5 Proven Ways To Build Resilience In Your Child

Mental Health For Mama’s

When you are the primary caregiver of children, it can be easy to forget to look after yourself, while you’re spending all your time looking after others.

We worry about our children’s mental & emotional health, while forgetting about our own.

The problem is, that our children are following our example more than they are listening to our advice.

If we want our children to live in emotional health, we must be the example of it ourselves.


Caregiver burnout is a state of physical, emotional and mental exhaustion that is often accompanied by a change in attitude from positive & caring, to negative & unconcerned.

If you find yourself getting to a place where you feel negative & unconcerned about those you love, you’re not a horrible person, you’re just exhausted. 



Exhaustion & burnout comes from not enough rest or time in soul-filling activities.

Some ideas to take care of yourself and avoid exhaustion & burnout are:

  • Get more sleep – go to bed early or have a daytime nap
  • Talk to a friend – someone that you feel safe to share your feelings with
  • Get yourself some beautiful flowers
  • Take a walk outside in the fresh air
  • Plan some special things in the future that you can look forward too
  • Journal your feelings – allow yourself the space to express everything you’re feeling
  • Sit in the sunshine – 10 mins daily increases your natural vitamin D, immunity & serotonin
  • Put on your favorite music
  • Have a hot bath with Epson salts
  • Find a creative hobby that you enjoy
  • Exercise – anything that gets your heart rate up
  • Pray or meditate
  • See a therapist – particularly if you have ongoing feelings that you’re struggling to resolve yourself
  • Ask your partner or friend to watch the kids so that you can have a break
  • Wake up early before your family to have some time to yourself
  • Spend time in nature




1 Control What You Can Control

Our negative emotions are sometimes a sign that we need to take action.

Planning & preparation for important events can be a positive coping strategy.

Focus on what is in your control:

  • your routine
  • your mindset
  • how much sleep you get
  • what food you eat
  • how much water you drink
  • your words
  • how you respond
  • who you follow & listen to (on social media)
  • the way you treat others


2 Adjust Your Expectations

When we are dealing with emotionally draining events, we do not have the same mental & emotional capacity as we normally do. 

This means that we will become overwhelmed, emotional or angry more easily than usual.

Adjust your expectations for the situation you are dealing with – your expectations of yourself & your expectations of others. Remember that everyone (including yourself) is doing the best they can.


3 Reframe Your Current Situation

Reframing is the ability to look at the same situation from a different perspective.

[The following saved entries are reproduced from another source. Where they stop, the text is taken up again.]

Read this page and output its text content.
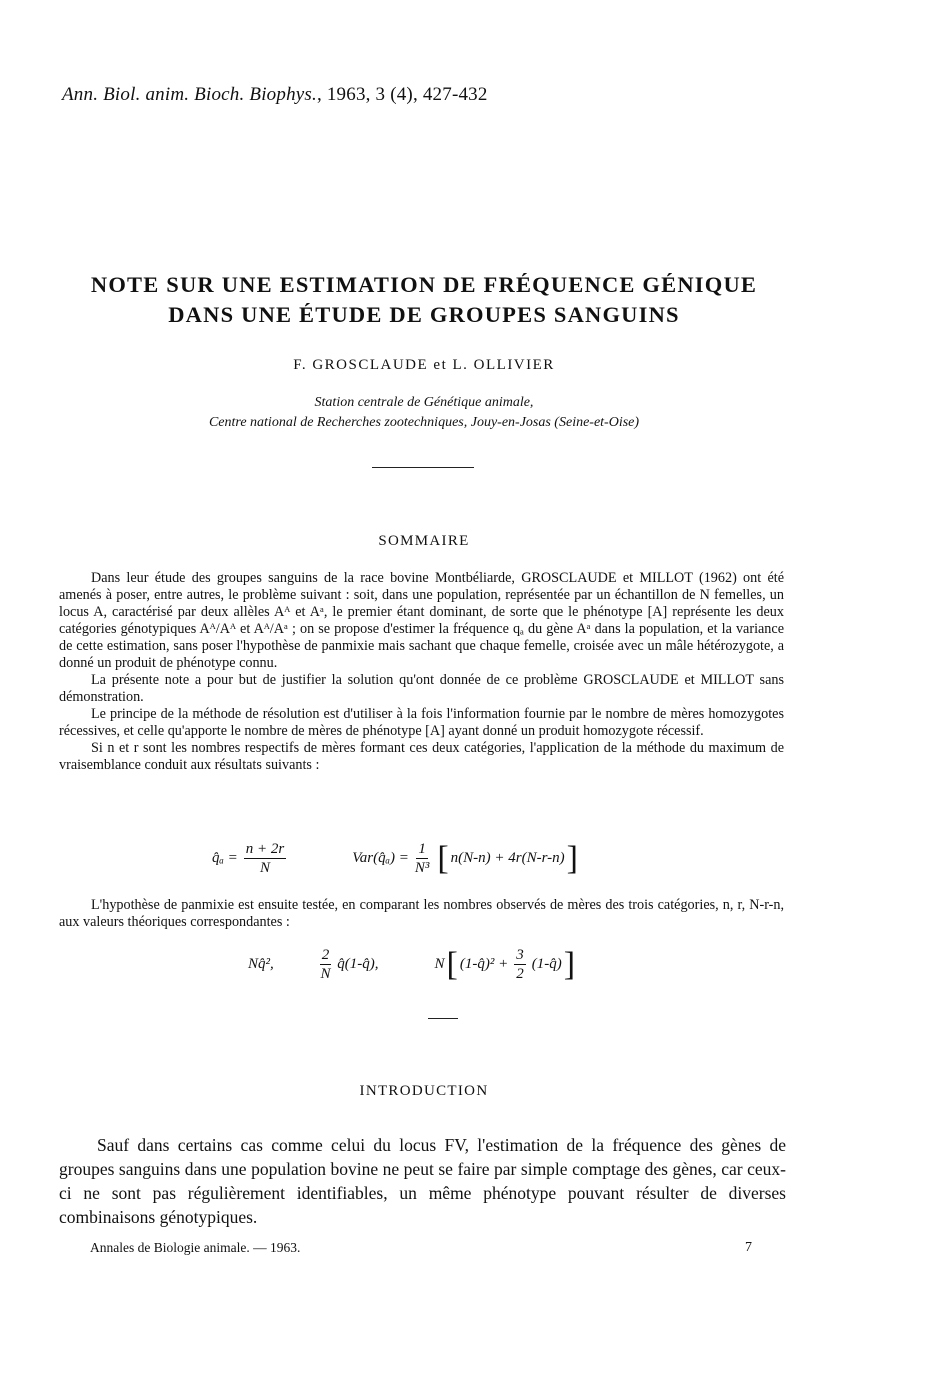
Ann. Biol. anim. Bioch. Biophys., 1963, 3 (4), 427-432
NOTE SUR UNE ESTIMATION DE FRÉQUENCE GÉNIQUE
DANS UNE ÉTUDE DE GROUPES SANGUINS
F. GROSCLAUDE et L. OLLIVIER
Station centrale de Génétique animale,
Centre national de Recherches zootechniques, Jouy-en-Josas (Seine-et-Oise)
SOMMAIRE

Dans leur étude des groupes sanguins de la race bovine Montbéliarde, GROSCLAUDE et MILLOT (1962) ont été amenés à poser, entre autres, le problème suivant : soit, dans une population, représentée par un échantillon de N femelles, un locus A, caractérisé par deux allèles Aᴬ et Aᵃ, le premier étant dominant, de sorte que le phénotype [A] représente les deux catégories génotypiques Aᴬ/Aᴬ et Aᴬ/Aᵃ ; on se propose d'estimer la fréquence qₐ du gène Aᵃ dans la population, et la variance de cette estimation, sans poser l'hypothèse de panmixie mais sachant que chaque femelle, croisée avec un mâle hétérozygote, a donné un produit de phénotype connu.

La présente note a pour but de justifier la solution qu'ont donnée de ce problème GROSCLAUDE et MILLOT sans démonstration.

Le principe de la méthode de résolution est d'utiliser à la fois l'information fournie par le nombre de mères homozygotes récessives, et celle qu'apporte le nombre de mères de phénotype [A] ayant donné un produit homozygote récessif.

Si n et r sont les nombres respectifs de mères formant ces deux catégories, l'application de la méthode du maximum de vraisemblance conduit aux résultats suivants :

q̂ₐ = $\frac{n + 2r}{N}$	Var(q̂ₐ) = $\frac{1}{\text{N³}}$ [ n(N-n) + 4r(N-r-n) ]

L'hypothèse de panmixie est ensuite testée, en comparant les nombres observés de mères des trois catégories, n, r, N-r-n, aux valeurs théoriques correspondantes :

Nq̂²,	$\frac{2}{N}$ q̂(1-q̂),	N [ (1-q̂)² + $\frac{3}{2}$ (1-q̂) ]
INTRODUCTION

Sauf dans certains cas comme celui du locus FV, l'estimation de la fréquence des gènes de groupes sanguins dans une population bovine ne peut se faire par simple comptage des gènes, car ceux-ci ne sont pas régulièrement identifiables, un même phénotype pouvant résulter de diverses combinaisons génotypiques.

Annales de Biologie animale. — 1963.	7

It is one of the most effective mind-management strategies when you are dealing with a challenging situation that you can’t change.

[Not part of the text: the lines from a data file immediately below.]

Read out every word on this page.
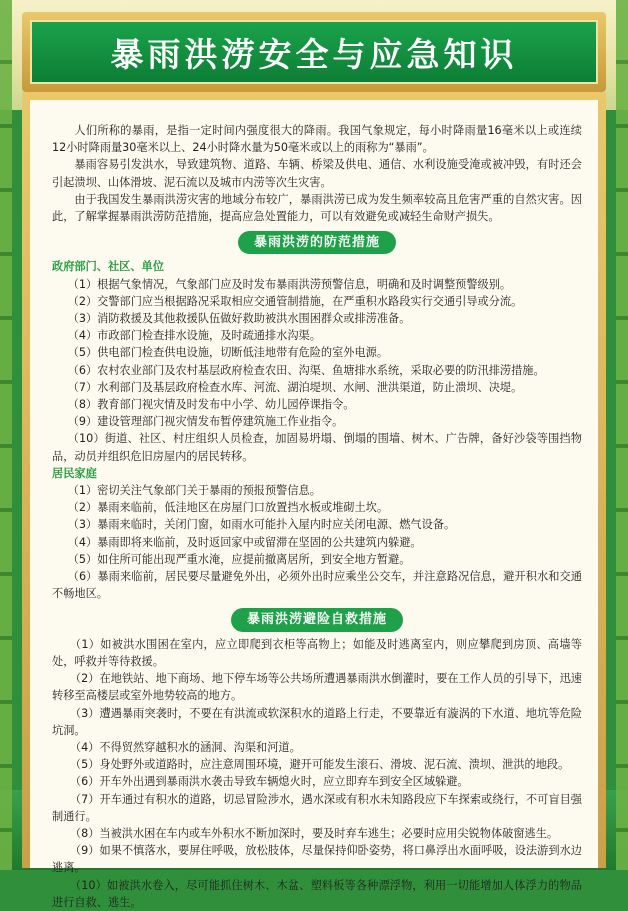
暴雨洪涝安全与应急知识

人们所称的暴雨，是指一定时间内强度很大的降雨。我国气象规定，每小时降雨量16毫米以上或连续12小时降雨量30毫米以上、24小时降水量为50毫米或以上的雨称为“暴雨”。

暴雨容易引发洪水，导致建筑物、道路、车辆、桥梁及供电、通信、水利设施受淹或被冲毁，有时还会引起溃坝、山体滑坡、泥石流以及城市内涝等次生灾害。

由于我国发生暴雨洪涝灾害的地域分布较广，暴雨洪涝已成为发生频率较高且危害严重的自然灾害。因此，了解掌握暴雨洪涝防范措施，提高应急处置能力，可以有效避免或减轻生命财产损失。

暴雨洪涝的防范措施

政府部门、社区、单位

（1）根据气象情况，气象部门应及时发布暴雨洪涝预警信息，明确和及时调整预警级别。

（2）交警部门应当根据路况采取相应交通管制措施，在严重积水路段实行交通引导或分流。

（3）消防救援及其他救援队伍做好救助被洪水围困群众或排涝准备。

（4）市政部门检查排水设施，及时疏通排水沟渠。

（5）供电部门检查供电设施，切断低洼地带有危险的室外电源。

（6）农村农业部门及农村基层政府检查农田、沟渠、鱼塘排水系统，采取必要的防汛排涝措施。

（7）水利部门及基层政府检查水库、河流、湖泊堤坝、水闸、泄洪渠道，防止溃坝、决堤。

（8）教育部门视灾情及时发布中小学、幼儿园停课指令。

（9）建设管理部门视灾情发布暂停建筑施工作业指令。

（10）街道、社区、村庄组织人员检查，加固易坍塌、倒塌的围墙、树木、广告牌，备好沙袋等围挡物品，动员并组织危旧房屋内的居民转移。

居民家庭

（1）密切关注气象部门关于暴雨的预报预警信息。

（2）暴雨来临前，低洼地区在房屋门口放置挡水板或堆砌土坎。

（3）暴雨来临时，关闭门窗，如雨水可能扑入屋内时应关闭电源、燃气设备。

（4）暴雨即将来临前，及时返回家中或留滞在坚固的公共建筑内躲避。

（5）如住所可能出现严重水淹，应提前撤离居所，到安全地方暂避。

（6）暴雨来临前，居民要尽量避免外出，必须外出时应乘坐公交车，并注意路况信息，避开积水和交通不畅地区。

暴雨洪涝避险自救措施

（1）如被洪水围困在室内，应立即爬到衣柜等高物上；如能及时逃离室内，则应攀爬到房顶、高墙等处，呼救并等待救援。

（2）在地铁站、地下商场、地下停车场等公共场所遭遇暴雨洪水倒灌时，要在工作人员的引导下，迅速转移至高楼层或室外地势较高的地方。

（3）遭遇暴雨突袭时，不要在有洪流或软深积水的道路上行走，不要靠近有漩涡的下水道、地坑等危险坑洞。

（4）不得贸然穿越积水的涵洞、沟渠和河道。

（5）身处野外或道路时，应注意周围环境，避开可能发生滚石、滑坡、泥石流、溃坝、泄洪的地段。

（6）开车外出遇到暴雨洪水袭击导致车辆熄火时，应立即弃车到安全区域躲避。

（7）开车通过有积水的道路，切忌冒险涉水，遇水深或有积水未知路段应下车探索或绕行，不可盲目强制通行。

（8）当被洪水困在车内或车外积水不断加深时，要及时弃车逃生；必要时应用尖锐物体破窗逃生。

（9）如果不慎落水，要屏住呼吸，放松肢体，尽量保持仰卧姿势，将口鼻浮出水面呼吸，设法游到水边逃离。

（10）如被洪水卷入，尽可能抓住树木、木盆、塑料板等各种漂浮物，利用一切能增加人体浮力的物品进行自救、逃生。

Research has found that using reframing, activates a part of the pre-frontal cortex in our brain, that slows down our stress response.

Neuroscientists refer to this part of the brain as “the brain’s breaking system”.

This means that when you actively reframe a situation (look at the same situation from a different perspective) you are slowing down your stress response.

Some questions to help you reframe are:

  1. What is the good in the bad situation?
  2. How much will this matter in 3 years? 5 years? 10 years?
  3. What opportunities could this provide that I haven’t thought about yet?


4 Name Your Emotions

Naming your emotions also activates the same “breaking system” in the prefrontal cortex & slows your stress response.

Simply by being aware of & naming your feelings, decreases your stress response.

You can do this by talking about your feelings with your close relationships, or by writing your feelings unedited in a journal.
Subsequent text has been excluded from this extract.